SPRINGFIELD, Mass. (WWLP) – The opening ceremony for the new exhibit Voices of Resilience: The Intersection of Women on the Move was held at the Springfield Museums Saturday morning.
The ceremony honoring the achievements of women of color, past, and present attracted a large crowd during its first day at the Blake Court of the D’Amour Museum of Fine Arts.
Guest curator Janine Fondon, Bay Path Assistant Professor and Chair of Undergraduate Communication, as well as the project scholars Dr. Demetria Shabazz and Dr. Lucie K. Lewis, were all in attendance.
Voices of Resilience celebrates the intersecting lives of women in Massachusetts and other areas who have made a difference and changed the course of history. The exhibition highlights the interconnected stories of social, educational, and cultural change defined by women, women of color and others who are inclusive.
A generation ago, Carrie Roberson of Springfield became the first African-American manager at the iconic Steiger’s department store. She told 22News, “I am so proud but in my fondest dream I never thought I would make it when I was just working to help the young black ladies to see where they can go in life.”
Many admiring young women would congratulate Roberson for her achievements, opening closed doors to other African-American women on her day. Nakai Fondon, the daughter of the exhibit’s guest curator, Janine Fondon, praised the African-American women being honored as inspirational and life-changing.
“It has inspired me so greatly, because I myself as a young woman of color, so myself doing even great things, motivations that I can do it in time,” Fondon expressed.
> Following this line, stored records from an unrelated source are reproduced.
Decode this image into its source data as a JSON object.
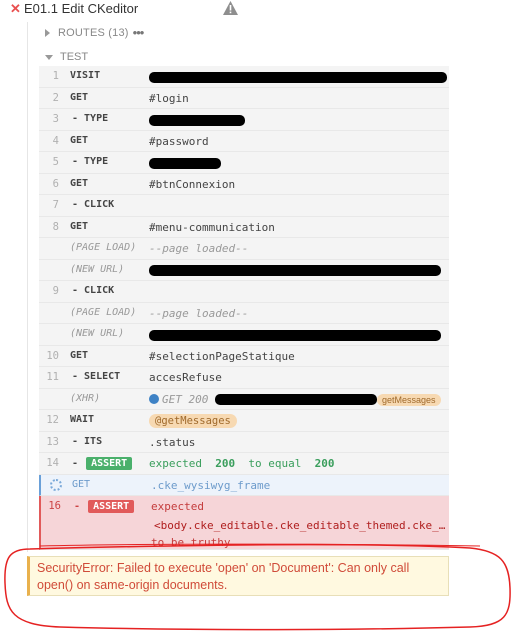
{
  "test": {
    "status_icon": "fail-x-icon",
    "title": "E01.1 Edit CKeditor",
    "warning_icon": "warning-triangle-icon"
  },
  "routes": {
    "label": "ROUTES (13)",
    "menu_icon": "dots-icon",
    "menu_glyph": "•••"
  },
  "section": {
    "label": "TEST"
  },
  "commands": {
    "c1": {
      "num": "1",
      "name": "VISIT"
    },
    "c2": {
      "num": "2",
      "name": "GET",
      "msg": "#login"
    },
    "c3": {
      "num": "3",
      "name": "- TYPE"
    },
    "c4": {
      "num": "4",
      "name": "GET",
      "msg": "#password"
    },
    "c5": {
      "num": "5",
      "name": "- TYPE"
    },
    "c6": {
      "num": "6",
      "name": "GET",
      "msg": "#btnConnexion"
    },
    "c7": {
      "num": "7",
      "name": "- CLICK"
    },
    "c8": {
      "num": "8",
      "name": "GET",
      "msg": "#menu-communication"
    },
    "e1": {
      "name": "(PAGE LOAD)",
      "msg": "--page loaded--"
    },
    "e2": {
      "name": "(NEW URL)"
    },
    "c9": {
      "num": "9",
      "name": "- CLICK"
    },
    "e3": {
      "name": "(PAGE LOAD)",
      "msg": "--page loaded--"
    },
    "e4": {
      "name": "(NEW URL)"
    },
    "c10": {
      "num": "10",
      "name": "GET",
      "msg": "#selectionPageStatique"
    },
    "c11": {
      "num": "11",
      "name": "- SELECT",
      "msg": "accesRefuse"
    },
    "e5": {
      "name": "(XHR)",
      "msg": "GET 200",
      "alias": "getMessages"
    },
    "c12": {
      "num": "12",
      "name": "WAIT",
      "alias": "@getMessages"
    },
    "c13": {
      "num": "13",
      "name": "- ITS",
      "msg": ".status"
    },
    "c14": {
      "num": "14",
      "name": "-",
      "badge": "ASSERT",
      "w1": "expected",
      "v1": "200",
      "w2": "to equal",
      "v2": "200"
    },
    "c15": {
      "name": "GET",
      "msg": ".cke_wysiwyg_frame"
    },
    "c16": {
      "num": "16",
      "name": "-",
      "badge": "ASSERT",
      "msg": "expected",
      "line2": "<body.cke_editable.cke_editable_themed.cke_contents_ltr>",
      "line3": "to be truthy"
    }
  },
  "error": {
    "message": "SecurityError: Failed to execute 'open' on 'Document': Can only call open() on same-origin documents."
  },
  "colors": {
    "fail": "#e15a5a",
    "pass": "#4ab06b",
    "pending": "#6aa0d8",
    "alias_bg": "#f7d9b2",
    "error_text": "#d04b39"
  }
}
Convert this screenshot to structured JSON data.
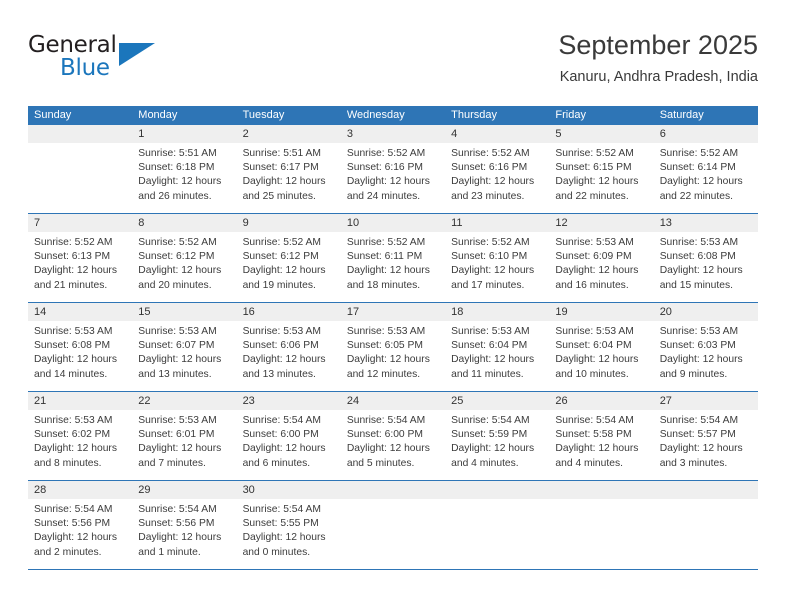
{
  "brand": {
    "word1": "General",
    "word2": "Blue",
    "accent_color": "#1b76bc"
  },
  "header": {
    "title": "September 2025",
    "subtitle": "Kanuru, Andhra Pradesh, India"
  },
  "theme": {
    "header_blue": "#2e75b6",
    "daynum_gray": "#efefef",
    "text": "#3c3c3c"
  },
  "weekdays": [
    "Sunday",
    "Monday",
    "Tuesday",
    "Wednesday",
    "Thursday",
    "Friday",
    "Saturday"
  ],
  "weeks": [
    [
      {
        "day": "",
        "lines": []
      },
      {
        "day": "1",
        "lines": [
          "Sunrise: 5:51 AM",
          "Sunset: 6:18 PM",
          "Daylight: 12 hours",
          "and 26 minutes."
        ]
      },
      {
        "day": "2",
        "lines": [
          "Sunrise: 5:51 AM",
          "Sunset: 6:17 PM",
          "Daylight: 12 hours",
          "and 25 minutes."
        ]
      },
      {
        "day": "3",
        "lines": [
          "Sunrise: 5:52 AM",
          "Sunset: 6:16 PM",
          "Daylight: 12 hours",
          "and 24 minutes."
        ]
      },
      {
        "day": "4",
        "lines": [
          "Sunrise: 5:52 AM",
          "Sunset: 6:16 PM",
          "Daylight: 12 hours",
          "and 23 minutes."
        ]
      },
      {
        "day": "5",
        "lines": [
          "Sunrise: 5:52 AM",
          "Sunset: 6:15 PM",
          "Daylight: 12 hours",
          "and 22 minutes."
        ]
      },
      {
        "day": "6",
        "lines": [
          "Sunrise: 5:52 AM",
          "Sunset: 6:14 PM",
          "Daylight: 12 hours",
          "and 22 minutes."
        ]
      }
    ],
    [
      {
        "day": "7",
        "lines": [
          "Sunrise: 5:52 AM",
          "Sunset: 6:13 PM",
          "Daylight: 12 hours",
          "and 21 minutes."
        ]
      },
      {
        "day": "8",
        "lines": [
          "Sunrise: 5:52 AM",
          "Sunset: 6:12 PM",
          "Daylight: 12 hours",
          "and 20 minutes."
        ]
      },
      {
        "day": "9",
        "lines": [
          "Sunrise: 5:52 AM",
          "Sunset: 6:12 PM",
          "Daylight: 12 hours",
          "and 19 minutes."
        ]
      },
      {
        "day": "10",
        "lines": [
          "Sunrise: 5:52 AM",
          "Sunset: 6:11 PM",
          "Daylight: 12 hours",
          "and 18 minutes."
        ]
      },
      {
        "day": "11",
        "lines": [
          "Sunrise: 5:52 AM",
          "Sunset: 6:10 PM",
          "Daylight: 12 hours",
          "and 17 minutes."
        ]
      },
      {
        "day": "12",
        "lines": [
          "Sunrise: 5:53 AM",
          "Sunset: 6:09 PM",
          "Daylight: 12 hours",
          "and 16 minutes."
        ]
      },
      {
        "day": "13",
        "lines": [
          "Sunrise: 5:53 AM",
          "Sunset: 6:08 PM",
          "Daylight: 12 hours",
          "and 15 minutes."
        ]
      }
    ],
    [
      {
        "day": "14",
        "lines": [
          "Sunrise: 5:53 AM",
          "Sunset: 6:08 PM",
          "Daylight: 12 hours",
          "and 14 minutes."
        ]
      },
      {
        "day": "15",
        "lines": [
          "Sunrise: 5:53 AM",
          "Sunset: 6:07 PM",
          "Daylight: 12 hours",
          "and 13 minutes."
        ]
      },
      {
        "day": "16",
        "lines": [
          "Sunrise: 5:53 AM",
          "Sunset: 6:06 PM",
          "Daylight: 12 hours",
          "and 13 minutes."
        ]
      },
      {
        "day": "17",
        "lines": [
          "Sunrise: 5:53 AM",
          "Sunset: 6:05 PM",
          "Daylight: 12 hours",
          "and 12 minutes."
        ]
      },
      {
        "day": "18",
        "lines": [
          "Sunrise: 5:53 AM",
          "Sunset: 6:04 PM",
          "Daylight: 12 hours",
          "and 11 minutes."
        ]
      },
      {
        "day": "19",
        "lines": [
          "Sunrise: 5:53 AM",
          "Sunset: 6:04 PM",
          "Daylight: 12 hours",
          "and 10 minutes."
        ]
      },
      {
        "day": "20",
        "lines": [
          "Sunrise: 5:53 AM",
          "Sunset: 6:03 PM",
          "Daylight: 12 hours",
          "and 9 minutes."
        ]
      }
    ],
    [
      {
        "day": "21",
        "lines": [
          "Sunrise: 5:53 AM",
          "Sunset: 6:02 PM",
          "Daylight: 12 hours",
          "and 8 minutes."
        ]
      },
      {
        "day": "22",
        "lines": [
          "Sunrise: 5:53 AM",
          "Sunset: 6:01 PM",
          "Daylight: 12 hours",
          "and 7 minutes."
        ]
      },
      {
        "day": "23",
        "lines": [
          "Sunrise: 5:54 AM",
          "Sunset: 6:00 PM",
          "Daylight: 12 hours",
          "and 6 minutes."
        ]
      },
      {
        "day": "24",
        "lines": [
          "Sunrise: 5:54 AM",
          "Sunset: 6:00 PM",
          "Daylight: 12 hours",
          "and 5 minutes."
        ]
      },
      {
        "day": "25",
        "lines": [
          "Sunrise: 5:54 AM",
          "Sunset: 5:59 PM",
          "Daylight: 12 hours",
          "and 4 minutes."
        ]
      },
      {
        "day": "26",
        "lines": [
          "Sunrise: 5:54 AM",
          "Sunset: 5:58 PM",
          "Daylight: 12 hours",
          "and 4 minutes."
        ]
      },
      {
        "day": "27",
        "lines": [
          "Sunrise: 5:54 AM",
          "Sunset: 5:57 PM",
          "Daylight: 12 hours",
          "and 3 minutes."
        ]
      }
    ],
    [
      {
        "day": "28",
        "lines": [
          "Sunrise: 5:54 AM",
          "Sunset: 5:56 PM",
          "Daylight: 12 hours",
          "and 2 minutes."
        ]
      },
      {
        "day": "29",
        "lines": [
          "Sunrise: 5:54 AM",
          "Sunset: 5:56 PM",
          "Daylight: 12 hours",
          "and 1 minute."
        ]
      },
      {
        "day": "30",
        "lines": [
          "Sunrise: 5:54 AM",
          "Sunset: 5:55 PM",
          "Daylight: 12 hours",
          "and 0 minutes."
        ]
      },
      {
        "day": "",
        "lines": []
      },
      {
        "day": "",
        "lines": []
      },
      {
        "day": "",
        "lines": []
      },
      {
        "day": "",
        "lines": []
      }
    ]
  ]
}
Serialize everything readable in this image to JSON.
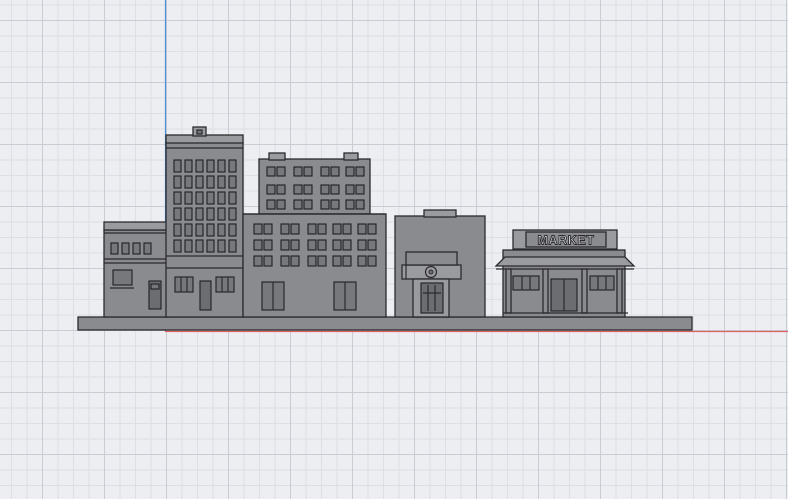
{
  "viewport": {
    "axis_colors": {
      "vertical": "#4a90d9",
      "horizontal": "#e06060"
    },
    "model_color": "#8a8b8f"
  },
  "scene": {
    "market_sign": "MARKET"
  }
}
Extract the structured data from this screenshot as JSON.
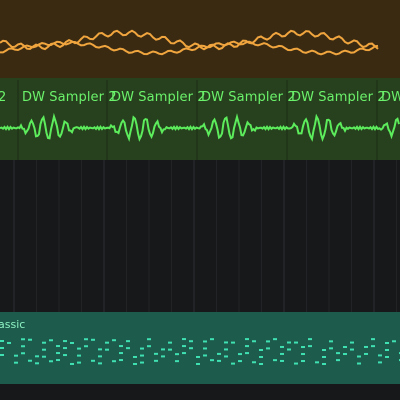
{
  "tracks": [
    {
      "id": "orange-track",
      "color": "#f0a53e",
      "clips": []
    },
    {
      "id": "green-sampler-track",
      "color": "#5cec5c",
      "clips": [
        {
          "label": "2"
        },
        {
          "label": "DW Sampler 2"
        },
        {
          "label": "DW Sampler 2"
        },
        {
          "label": "DW Sampler 2"
        },
        {
          "label": "DW Sampler 2"
        },
        {
          "label": "DW"
        }
      ]
    },
    {
      "id": "teal-track",
      "color": "#3fe0b2",
      "clips": [
        {
          "label": "assic"
        }
      ]
    }
  ],
  "colors": {
    "background": "#17181a",
    "orange_lane": "#3a2a12",
    "green_lane": "#27401e",
    "teal_lane": "#1d5b4c"
  }
}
Visitors will get to see a timeline of women’s diverse history along with photos that provide a new context about women’s rights and civil rights. “This exhibit stands on the shoulders of our ancestors as we all walk into the future with the hope of collective change,” said Janine Fondon. Janine’s grandmother Miriam Kirkaldy who came from Ellis Island will be highlighted along with other women in the area who were apart of making a change.
In this year when we commemorate the 19th Amendment to the United States Constitution granting women the right to vote, it is important to reflect on how African-American women and other women have stepped up to shape our civic culture and political imaginary over time.
From Elizabeth ‘Mum Bett’ Freeman to Dr. Ruth Loving, this exhibition invites us to see women on the move for freedom and justice.Dr. Demetria Shabazz
Local and national guest speakers attending:
- Actress Laiona Michelle
- Freedom Rider Jean Denton Thompson
- Gentle Deer Running
- Poet Maria Luisa Arroyo
- Denise Jordan
- Cynthia Simison
- Reenactor Maria Furlow
- Mother Carrie Roberson
A salute will be included to honor LuJuanna Hood, the founder and executive director of the Pan African American Historical Museum USA who passed away in 2019.
This well received salute to women’s accomplishments will remain on display at the Springfield Museums through April 26.